OOMs Framework

A framework for measuring AI progress in "orders of magnitude" (OOMs) of effective compute rather than benchmark scores or subjective impressions. Introduced in situational-awareness by leopold-aschenbrenner.

The Core Idea

From GPT-2 (2019) to GPT-4 (2023), AI systems gained roughly 5 OOMs of effective compute. This took capability from "preschooler" to "smart high-schooler" level. Projecting another ~5 OOMs forward (by ~2027) should yield systems at the level of automated AI researchers.

Effective compute is not just raw FLOPS. It is the product of three independent drivers:

  1. Compute scaleup (~0.5 OOM/year): Physical investment in training clusters. Growing ~3x annually from $500M (GPT-4 class) toward $100B+ by 2027-28.
  2. Algorithmic efficiency (~0.5 OOM/year): Better architectures, training methods, data curation. Historically halves the compute needed for equivalent performance roughly every 1-2 years.
  3. Unhobbling (large, harder to quantify): Unlocking latent capability through RLHF, chain-of-thought, tool use, scaffolding, longer context, and agentic capabilities. The trajectory is chatbot -> agent -> drop-in remote worker.

Why It Matters

The framework makes AI progress legible and extrapolable. Instead of debating vague capability claims, you can count the OOMs: how much more compute, how much algorithmic improvement, how much unhobbling. Each factor is independently measurable and has a track record.

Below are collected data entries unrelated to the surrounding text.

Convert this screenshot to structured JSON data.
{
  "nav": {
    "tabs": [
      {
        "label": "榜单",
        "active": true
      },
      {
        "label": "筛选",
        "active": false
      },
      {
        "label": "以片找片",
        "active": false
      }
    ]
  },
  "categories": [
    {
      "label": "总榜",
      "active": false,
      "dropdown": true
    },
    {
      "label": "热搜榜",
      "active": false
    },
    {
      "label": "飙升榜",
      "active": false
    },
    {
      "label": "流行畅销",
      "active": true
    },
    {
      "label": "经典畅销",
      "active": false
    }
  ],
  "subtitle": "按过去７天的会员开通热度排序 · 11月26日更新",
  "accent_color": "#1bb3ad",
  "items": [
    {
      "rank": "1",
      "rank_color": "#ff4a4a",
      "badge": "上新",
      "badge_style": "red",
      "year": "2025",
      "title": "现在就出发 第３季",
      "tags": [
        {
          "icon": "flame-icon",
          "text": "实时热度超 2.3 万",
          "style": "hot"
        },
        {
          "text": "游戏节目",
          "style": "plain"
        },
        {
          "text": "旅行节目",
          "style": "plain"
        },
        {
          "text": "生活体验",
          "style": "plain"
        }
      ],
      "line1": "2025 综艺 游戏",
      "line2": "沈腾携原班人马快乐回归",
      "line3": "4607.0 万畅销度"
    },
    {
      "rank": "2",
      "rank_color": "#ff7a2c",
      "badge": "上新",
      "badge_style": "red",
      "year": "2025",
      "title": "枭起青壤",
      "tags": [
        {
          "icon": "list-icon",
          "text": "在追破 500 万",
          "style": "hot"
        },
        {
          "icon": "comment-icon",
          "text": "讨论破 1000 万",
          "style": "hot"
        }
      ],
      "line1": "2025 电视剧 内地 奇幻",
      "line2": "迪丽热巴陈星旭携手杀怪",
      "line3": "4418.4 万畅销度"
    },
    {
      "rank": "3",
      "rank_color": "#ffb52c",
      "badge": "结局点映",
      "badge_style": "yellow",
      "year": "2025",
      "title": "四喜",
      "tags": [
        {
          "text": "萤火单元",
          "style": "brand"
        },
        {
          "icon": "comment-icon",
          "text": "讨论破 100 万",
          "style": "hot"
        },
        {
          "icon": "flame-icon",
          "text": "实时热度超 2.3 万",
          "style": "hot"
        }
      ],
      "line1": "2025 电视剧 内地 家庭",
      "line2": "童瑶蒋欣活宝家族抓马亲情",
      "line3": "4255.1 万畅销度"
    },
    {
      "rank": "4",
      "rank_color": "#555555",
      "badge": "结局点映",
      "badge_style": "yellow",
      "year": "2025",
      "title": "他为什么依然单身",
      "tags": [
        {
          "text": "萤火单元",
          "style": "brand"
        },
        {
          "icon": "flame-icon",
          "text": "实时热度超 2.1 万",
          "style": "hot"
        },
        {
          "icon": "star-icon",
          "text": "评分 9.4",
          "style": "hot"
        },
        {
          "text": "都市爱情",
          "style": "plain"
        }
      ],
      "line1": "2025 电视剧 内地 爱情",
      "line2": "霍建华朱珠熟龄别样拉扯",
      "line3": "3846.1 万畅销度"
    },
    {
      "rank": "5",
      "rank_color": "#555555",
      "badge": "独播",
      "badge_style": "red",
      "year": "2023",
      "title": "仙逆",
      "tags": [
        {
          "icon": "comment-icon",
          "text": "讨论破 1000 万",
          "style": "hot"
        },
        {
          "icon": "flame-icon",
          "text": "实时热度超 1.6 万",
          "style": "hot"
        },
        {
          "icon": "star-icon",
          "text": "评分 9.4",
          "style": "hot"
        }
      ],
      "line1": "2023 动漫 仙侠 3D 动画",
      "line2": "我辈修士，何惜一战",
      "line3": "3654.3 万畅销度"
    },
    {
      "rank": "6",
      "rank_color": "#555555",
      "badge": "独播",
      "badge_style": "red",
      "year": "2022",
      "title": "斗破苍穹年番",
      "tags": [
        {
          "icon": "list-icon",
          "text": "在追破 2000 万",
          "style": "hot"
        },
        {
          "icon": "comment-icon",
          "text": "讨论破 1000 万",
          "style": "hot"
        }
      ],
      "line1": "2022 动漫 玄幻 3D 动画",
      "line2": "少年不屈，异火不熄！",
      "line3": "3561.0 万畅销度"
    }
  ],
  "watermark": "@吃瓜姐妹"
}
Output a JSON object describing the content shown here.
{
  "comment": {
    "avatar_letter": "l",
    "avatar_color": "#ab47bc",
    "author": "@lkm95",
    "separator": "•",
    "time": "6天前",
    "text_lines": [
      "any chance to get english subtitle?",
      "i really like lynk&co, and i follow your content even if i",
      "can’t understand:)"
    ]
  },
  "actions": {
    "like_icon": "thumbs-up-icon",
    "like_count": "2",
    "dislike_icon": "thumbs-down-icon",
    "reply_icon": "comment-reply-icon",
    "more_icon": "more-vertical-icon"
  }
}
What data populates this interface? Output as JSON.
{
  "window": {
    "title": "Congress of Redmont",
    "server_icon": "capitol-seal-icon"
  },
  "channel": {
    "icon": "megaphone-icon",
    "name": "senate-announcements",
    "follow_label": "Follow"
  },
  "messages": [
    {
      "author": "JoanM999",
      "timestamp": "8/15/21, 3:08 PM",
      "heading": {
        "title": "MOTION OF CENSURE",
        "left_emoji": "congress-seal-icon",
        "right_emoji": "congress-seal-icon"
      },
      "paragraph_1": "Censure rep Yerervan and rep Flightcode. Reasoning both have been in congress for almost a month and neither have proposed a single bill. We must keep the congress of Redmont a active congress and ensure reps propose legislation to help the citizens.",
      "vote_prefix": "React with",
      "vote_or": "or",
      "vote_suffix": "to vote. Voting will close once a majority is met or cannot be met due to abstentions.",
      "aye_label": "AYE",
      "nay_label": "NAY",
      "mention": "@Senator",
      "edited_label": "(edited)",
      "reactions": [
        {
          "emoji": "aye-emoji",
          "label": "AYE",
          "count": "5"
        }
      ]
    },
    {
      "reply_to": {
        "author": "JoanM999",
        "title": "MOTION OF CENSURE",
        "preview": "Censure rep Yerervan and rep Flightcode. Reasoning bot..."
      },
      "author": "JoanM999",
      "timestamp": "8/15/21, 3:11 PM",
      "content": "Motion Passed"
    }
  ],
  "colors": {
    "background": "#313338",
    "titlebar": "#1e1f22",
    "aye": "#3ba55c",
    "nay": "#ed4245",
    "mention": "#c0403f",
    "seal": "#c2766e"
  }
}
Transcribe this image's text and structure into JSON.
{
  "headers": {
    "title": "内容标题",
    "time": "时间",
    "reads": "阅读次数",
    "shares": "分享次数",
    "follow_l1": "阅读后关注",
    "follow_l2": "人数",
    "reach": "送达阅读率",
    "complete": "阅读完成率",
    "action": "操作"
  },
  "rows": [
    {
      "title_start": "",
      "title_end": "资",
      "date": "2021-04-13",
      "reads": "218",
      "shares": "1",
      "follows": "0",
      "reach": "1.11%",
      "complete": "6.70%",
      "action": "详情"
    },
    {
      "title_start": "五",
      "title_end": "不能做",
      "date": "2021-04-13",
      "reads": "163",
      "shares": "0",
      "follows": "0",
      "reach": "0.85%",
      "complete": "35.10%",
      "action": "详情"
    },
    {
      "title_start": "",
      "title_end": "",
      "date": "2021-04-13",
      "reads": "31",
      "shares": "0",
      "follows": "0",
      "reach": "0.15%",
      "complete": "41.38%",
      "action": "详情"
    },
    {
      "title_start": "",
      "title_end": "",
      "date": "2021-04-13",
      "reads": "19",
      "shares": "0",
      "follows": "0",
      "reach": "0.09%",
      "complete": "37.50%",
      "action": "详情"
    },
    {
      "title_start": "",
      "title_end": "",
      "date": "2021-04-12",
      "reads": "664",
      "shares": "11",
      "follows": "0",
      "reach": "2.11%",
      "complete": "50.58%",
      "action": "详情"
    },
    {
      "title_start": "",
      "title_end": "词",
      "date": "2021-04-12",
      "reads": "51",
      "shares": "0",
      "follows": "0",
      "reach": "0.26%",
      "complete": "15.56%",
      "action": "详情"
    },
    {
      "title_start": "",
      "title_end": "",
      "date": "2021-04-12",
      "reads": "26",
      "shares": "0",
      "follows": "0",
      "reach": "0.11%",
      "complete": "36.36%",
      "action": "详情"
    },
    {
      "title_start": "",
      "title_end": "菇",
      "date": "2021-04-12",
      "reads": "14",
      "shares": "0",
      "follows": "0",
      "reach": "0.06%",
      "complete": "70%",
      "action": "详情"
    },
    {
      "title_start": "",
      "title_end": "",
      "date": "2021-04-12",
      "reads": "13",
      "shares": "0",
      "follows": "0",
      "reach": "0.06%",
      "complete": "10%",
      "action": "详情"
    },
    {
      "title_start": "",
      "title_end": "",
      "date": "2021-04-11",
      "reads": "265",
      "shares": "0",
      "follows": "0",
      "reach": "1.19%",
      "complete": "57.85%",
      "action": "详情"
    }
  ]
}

It also reveals why progress feels like it accelerates: the three drivers multiply. Even moderate gains in each (0.5 OOM/year compute + 0.5 OOM/year algorithms + periodic unhobbling jumps) compound to dramatic capability leaps over a few years.

The Data Wall

A key constraint within the framework: internet training data is nearly exhausted. Simple scaling of next-token prediction on web text hits diminishing returns. The next paradigm -- synthetic data, self-play, RL, test-time compute -- represents where the crucial algorithmic breakthroughs for AGI will come. These are the "algorithmic secrets" Aschenbrenner considers the most valuable and most poorly protected assets in AI.